Please note: This was screened in July 2019
Though Yann Gonzalez’s aesthetic is far more lurid and drenched in cinematic influences from all manner of makers before him, his wider conceit of making a film within a film owes a lot to the European art house cinema. Jean Luc Godard is a clear influence and the humour of Le Mepris resonates in Knife + Heart.
- Tara Judah, Watershed Cinema Curator
Jean-Luc Godard’s subversive foray into commercial filmmaking is a sumptuously stylish and sardonic study of marital breakdown, artistic compromise, and the cinematic process.
When failed playwright Paul (Michel Piccoli) is hired to adapt Homer’s Odyssey into a film script for a new production, he finds himself torn between the crass demands of a philistine American producer Jeremy (Jack Palance), his loyalty to the film’s director (Fritz Lang, playing himself) and his own self-respect. Whilst his producer is envisaging some kind of commercially successful, Hercules-style rip-off, his director, by contrast, wants to make an art film.
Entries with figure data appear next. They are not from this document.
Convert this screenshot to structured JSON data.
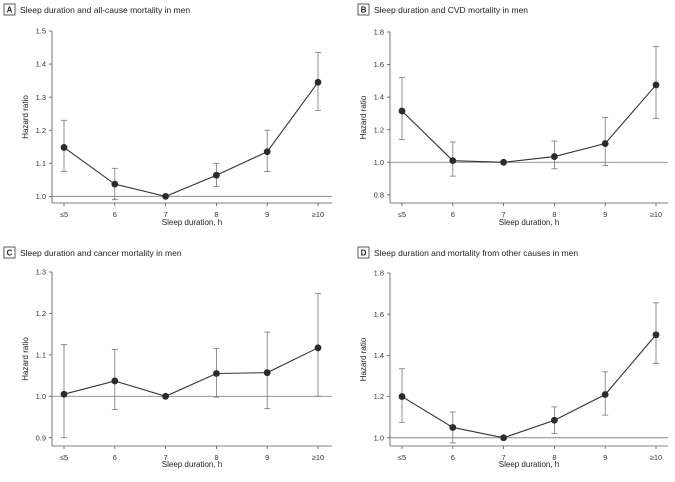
{
  "chart_data": [
    {
      "panel": "A",
      "type": "line",
      "title": "Sleep duration and all-cause mortality in men",
      "xlabel": "Sleep duration, h",
      "ylabel": "Hazard ratio",
      "categories": [
        "≤5",
        "6",
        "7",
        "8",
        "9",
        "≥10"
      ],
      "values": [
        1.148,
        1.037,
        1.0,
        1.064,
        1.135,
        1.345
      ],
      "ci_low": [
        1.075,
        0.99,
        1.0,
        1.03,
        1.075,
        1.26
      ],
      "ci_high": [
        1.23,
        1.085,
        1.0,
        1.1,
        1.2,
        1.435
      ],
      "ylim": [
        0.98,
        1.5
      ],
      "yticks": [
        "1.0",
        "1.1",
        "1.2",
        "1.3",
        "1.4",
        "1.5"
      ],
      "reference_line": 1.0
    },
    {
      "panel": "B",
      "type": "line",
      "title": "Sleep duration and CVD mortality in men",
      "xlabel": "Sleep duration, h",
      "ylabel": "Hazard ratio",
      "categories": [
        "≤5",
        "6",
        "7",
        "8",
        "9",
        "≥10"
      ],
      "values": [
        1.315,
        1.01,
        1.0,
        1.035,
        1.115,
        1.475
      ],
      "ci_low": [
        1.14,
        0.915,
        1.0,
        0.96,
        0.98,
        1.27
      ],
      "ci_high": [
        1.52,
        1.125,
        1.0,
        1.13,
        1.275,
        1.71
      ],
      "ylim": [
        0.75,
        1.8
      ],
      "yticks": [
        "0.8",
        "1.0",
        "1.2",
        "1.4",
        "1.6",
        "1.8"
      ],
      "reference_line": 1.0
    },
    {
      "panel": "C",
      "type": "line",
      "title": "Sleep duration and cancer mortality in men",
      "xlabel": "Sleep duration, h",
      "ylabel": "Hazard ratio",
      "categories": [
        "≤5",
        "6",
        "7",
        "8",
        "9",
        "≥10"
      ],
      "values": [
        1.005,
        1.037,
        1.0,
        1.055,
        1.057,
        1.117
      ],
      "ci_low": [
        0.9,
        0.968,
        1.0,
        0.998,
        0.97,
        1.0
      ],
      "ci_high": [
        1.125,
        1.113,
        1.0,
        1.115,
        1.155,
        1.248
      ],
      "ylim": [
        0.88,
        1.3
      ],
      "yticks": [
        "0.9",
        "1.0",
        "1.1",
        "1.2",
        "1.3"
      ],
      "reference_line": 1.0
    },
    {
      "panel": "D",
      "type": "line",
      "title": "Sleep duration and mortality from other causes in men",
      "xlabel": "Sleep duration, h",
      "ylabel": "Hazard ratio",
      "categories": [
        "≤5",
        "6",
        "7",
        "8",
        "9",
        "≥10"
      ],
      "values": [
        1.2,
        1.05,
        1.0,
        1.085,
        1.21,
        1.5
      ],
      "ci_low": [
        1.075,
        0.975,
        1.0,
        1.02,
        1.11,
        1.36
      ],
      "ci_high": [
        1.335,
        1.125,
        1.0,
        1.15,
        1.32,
        1.655
      ],
      "ylim": [
        0.96,
        1.8
      ],
      "yticks": [
        "1.0",
        "1.2",
        "1.4",
        "1.6",
        "1.8"
      ],
      "reference_line": 1.0
    }
  ]
}
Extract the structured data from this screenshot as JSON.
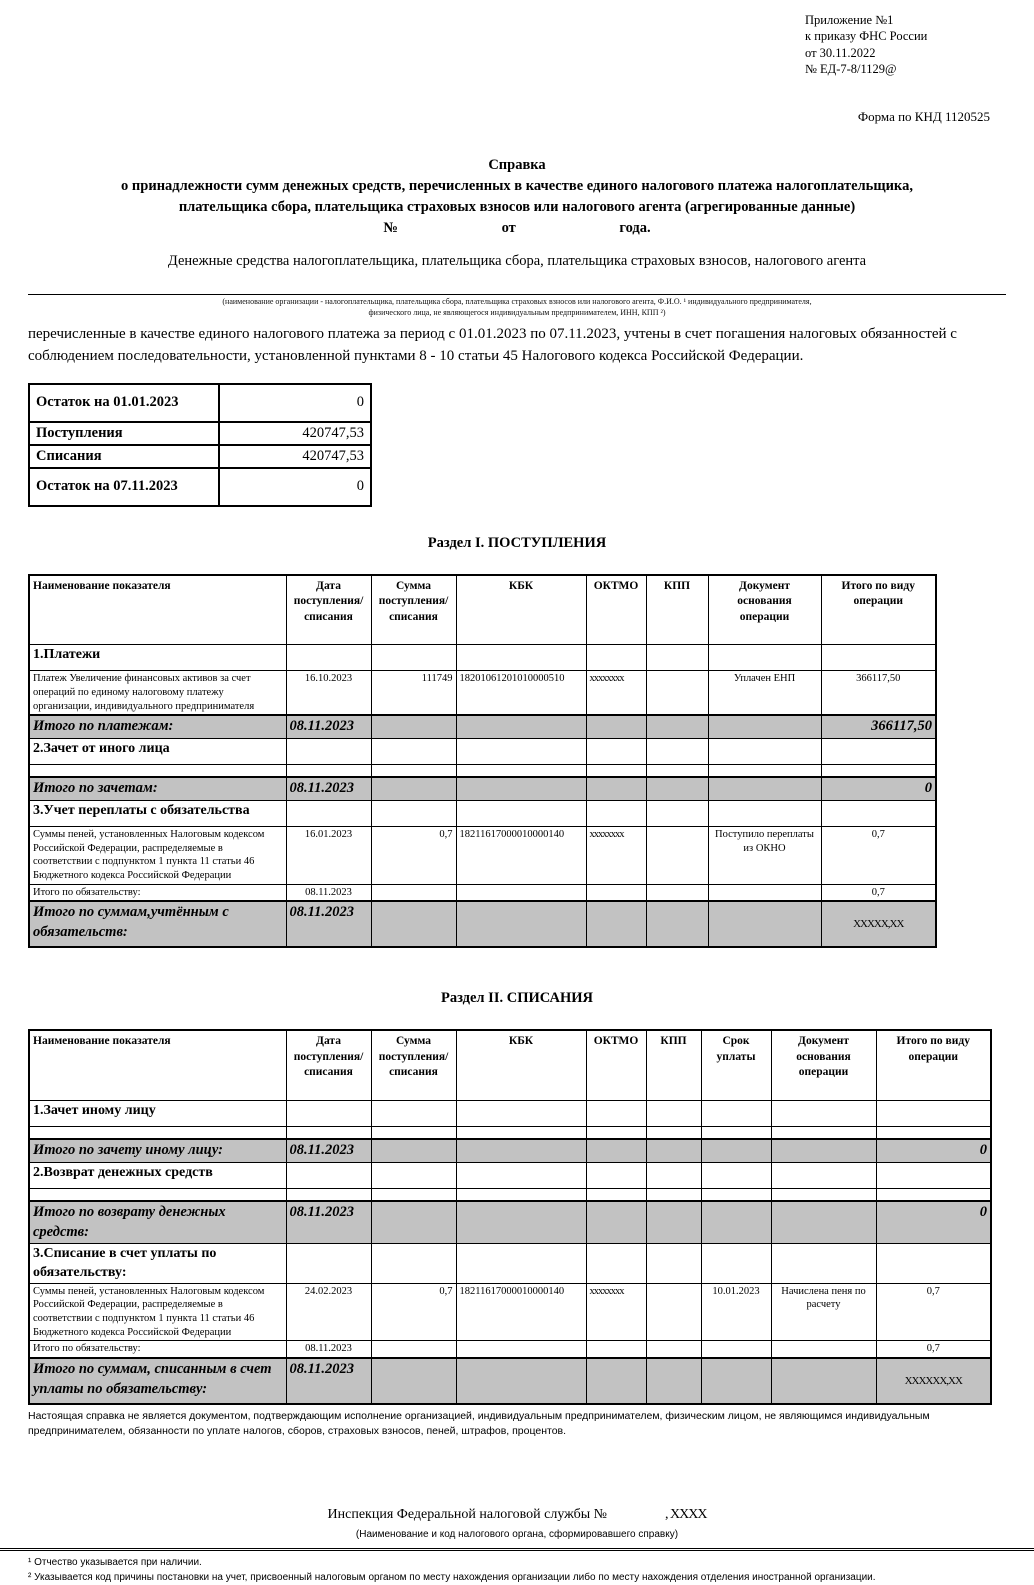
{
  "header": {
    "appendix_lines": [
      "Приложение №1",
      "к приказу ФНС России",
      "от 30.11.2022",
      "№ ЕД-7-8/1129@"
    ],
    "knd": "Форма по КНД 1120525"
  },
  "title": {
    "line1": "Справка",
    "line2": "о принадлежности сумм денежных средств, перечисленных в качестве единого налогового платежа налогоплательщика,",
    "line3": "плательщика сбора, плательщика страховых взносов или налогового агента (агрегированные данные)",
    "number_label": "№",
    "from_label": "от",
    "year_label": "года."
  },
  "intro": {
    "line1": "Денежные средства налогоплательщика, плательщика сбора, плательщика страховых взносов, налогового агента",
    "org_caption_line1": "(наименование организации - налогоплательщика, плательщика сбора, плательщика страховых взносов или налогового агента, Ф.И.О. ¹ индивидуального предпринимателя,",
    "org_caption_line2": "физического лица, не являющегося индивидуальным предпринимателем, ИНН, КПП ²)",
    "paragraph": "перечисленные  в качестве единого налогового платежа за период с 01.01.2023 по 07.11.2023, учтены в счет погашения налоговых обязанностей с соблюдением последовательности,  установленной  пунктами  8  -  10 статьи 45 Налогового кодекса Российской Федерации."
  },
  "summary_table": {
    "rows": [
      {
        "label": "Остаток на 01.01.2023",
        "value": "0"
      },
      {
        "label": "Поступления",
        "value": "420747,53"
      },
      {
        "label": "Списания",
        "value": "420747,53"
      },
      {
        "label": "Остаток на 07.11.2023",
        "value": "0"
      }
    ]
  },
  "section1": {
    "title": "Раздел I. ПОСТУПЛЕНИЯ",
    "headers": [
      "Наименование показателя",
      "Дата поступления/ списания",
      "Сумма поступления/ списания",
      "КБК",
      "ОКТМО",
      "КПП",
      "Документ основания операции",
      "Итого по виду операции"
    ],
    "rows": [
      {
        "type": "subsection",
        "cells": [
          "1.Платежи",
          "",
          "",
          "",
          "",
          "",
          "",
          ""
        ]
      },
      {
        "type": "data",
        "cells": [
          "Платеж Увеличение финансовых активов за счет операций по единому налоговому платежу организации, индивидуального предпринимателя",
          "16.10.2023",
          "111749",
          "18201061201010000510",
          "xxxxxxxx",
          "",
          "Уплачен ЕНП",
          "366117,50"
        ]
      },
      {
        "type": "total",
        "cells": [
          "Итого по платежам:",
          "08.11.2023",
          "",
          "",
          "",
          "",
          "",
          "366117,50"
        ]
      },
      {
        "type": "subsection",
        "cells": [
          "2.Зачет от иного лица",
          "",
          "",
          "",
          "",
          "",
          "",
          ""
        ]
      },
      {
        "type": "empty",
        "cells": [
          "",
          "",
          "",
          "",
          "",
          "",
          "",
          ""
        ]
      },
      {
        "type": "total",
        "cells": [
          "Итого по зачетам:",
          "08.11.2023",
          "",
          "",
          "",
          "",
          "",
          "0"
        ]
      },
      {
        "type": "subsection",
        "cells": [
          "3.Учет переплаты с обязательства",
          "",
          "",
          "",
          "",
          "",
          "",
          ""
        ]
      },
      {
        "type": "data",
        "cells": [
          "Суммы пеней, установленных Налоговым кодексом Российской Федерации, распределяемые в соответствии с подпунктом 1 пункта 11 статьи 46 Бюджетного кодекса Российской Федерации",
          "16.01.2023",
          "0,7",
          "18211617000010000140",
          "xxxxxxxx",
          "",
          "Поступило переплаты из ОКНО",
          "0,7"
        ]
      },
      {
        "type": "smalltotal",
        "cells": [
          "Итого по обязательству:",
          "08.11.2023",
          "",
          "",
          "",
          "",
          "",
          "0,7"
        ]
      },
      {
        "type": "grandtotal",
        "cells": [
          "Итого по суммам,учтённым с обязательств:",
          "08.11.2023",
          "",
          "",
          "",
          "",
          "",
          "XXXXX,XX"
        ]
      }
    ]
  },
  "section2": {
    "title": "Раздел II. СПИСАНИЯ",
    "headers": [
      "Наименование показателя",
      "Дата поступления/ списания",
      "Сумма поступления/ списания",
      "КБК",
      "ОКТМО",
      "КПП",
      "Срок уплаты",
      "Документ основания операции",
      "Итого по виду операции"
    ],
    "rows": [
      {
        "type": "subsection",
        "cells": [
          "1.Зачет иному лицу",
          "",
          "",
          "",
          "",
          "",
          "",
          "",
          ""
        ]
      },
      {
        "type": "empty",
        "cells": [
          "",
          "",
          "",
          "",
          "",
          "",
          "",
          "",
          ""
        ]
      },
      {
        "type": "total",
        "cells": [
          "Итого по зачету иному лицу:",
          "08.11.2023",
          "",
          "",
          "",
          "",
          "",
          "",
          "0"
        ]
      },
      {
        "type": "subsection",
        "cells": [
          "2.Возврат денежных средств",
          "",
          "",
          "",
          "",
          "",
          "",
          "",
          ""
        ]
      },
      {
        "type": "empty",
        "cells": [
          "",
          "",
          "",
          "",
          "",
          "",
          "",
          "",
          ""
        ]
      },
      {
        "type": "total",
        "cells": [
          "Итого по возврату денежных средств:",
          "08.11.2023",
          "",
          "",
          "",
          "",
          "",
          "",
          "0"
        ]
      },
      {
        "type": "subsection",
        "cells": [
          "3.Списание в счет уплаты по обязательству:",
          "",
          "",
          "",
          "",
          "",
          "",
          "",
          ""
        ]
      },
      {
        "type": "data",
        "cells": [
          "Суммы пеней, установленных Налоговым кодексом Российской Федерации, распределяемые в соответствии с подпунктом 1 пункта 11 статьи 46 Бюджетного кодекса Российской Федерации",
          "24.02.2023",
          "0,7",
          "18211617000010000140",
          "xxxxxxxx",
          "",
          "10.01.2023",
          "Начислена пеня по расчету",
          "0,7"
        ]
      },
      {
        "type": "smalltotal",
        "cells": [
          "Итого по обязательству:",
          "08.11.2023",
          "",
          "",
          "",
          "",
          "",
          "",
          "0,7"
        ]
      },
      {
        "type": "grandtotal",
        "cells": [
          "Итого по суммам, списанным в счет уплаты по обязательству:",
          "08.11.2023",
          "",
          "",
          "",
          "",
          "",
          "",
          "XXXXXX,XX"
        ]
      }
    ]
  },
  "footer": {
    "note": "Настоящая справка не является документом, подтверждающим исполнение организацией, индивидуальным предпринимателем, физическим лицом, не являющимся индивидуальным предпринимателем, обязанности по уплате налогов, сборов, страховых взносов, пеней, штрафов, процентов.",
    "inspection_label": "Инспекция Федеральной налоговой службы №",
    "inspection_value": ", XXXX",
    "inspection_caption": "(Наименование и код налогового органа, сформировавшего справку)",
    "footnotes": [
      "¹ Отчество указывается при наличии.",
      "² Указывается код причины постановки на учет, присвоенный налоговым органом по месту нахождения организации либо по месту нахождения отделения иностранной организации."
    ]
  }
}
To make matters worse, Paul’s indecision is getting to his increasingly disillusioned wife (an iconic performance from Brigitte Bardot) - a sexy former typist that the producer has his eye on.
Set in Italian architect Adalberto Libera’s astonishing house on the Isle of Capri and making the most of cinematographer Raoul Coutard’s luscious sun-kissed camerawork and Georges Delerue’s achingly lovely score, Godard's film is a beautiful combination of the classical with the radical.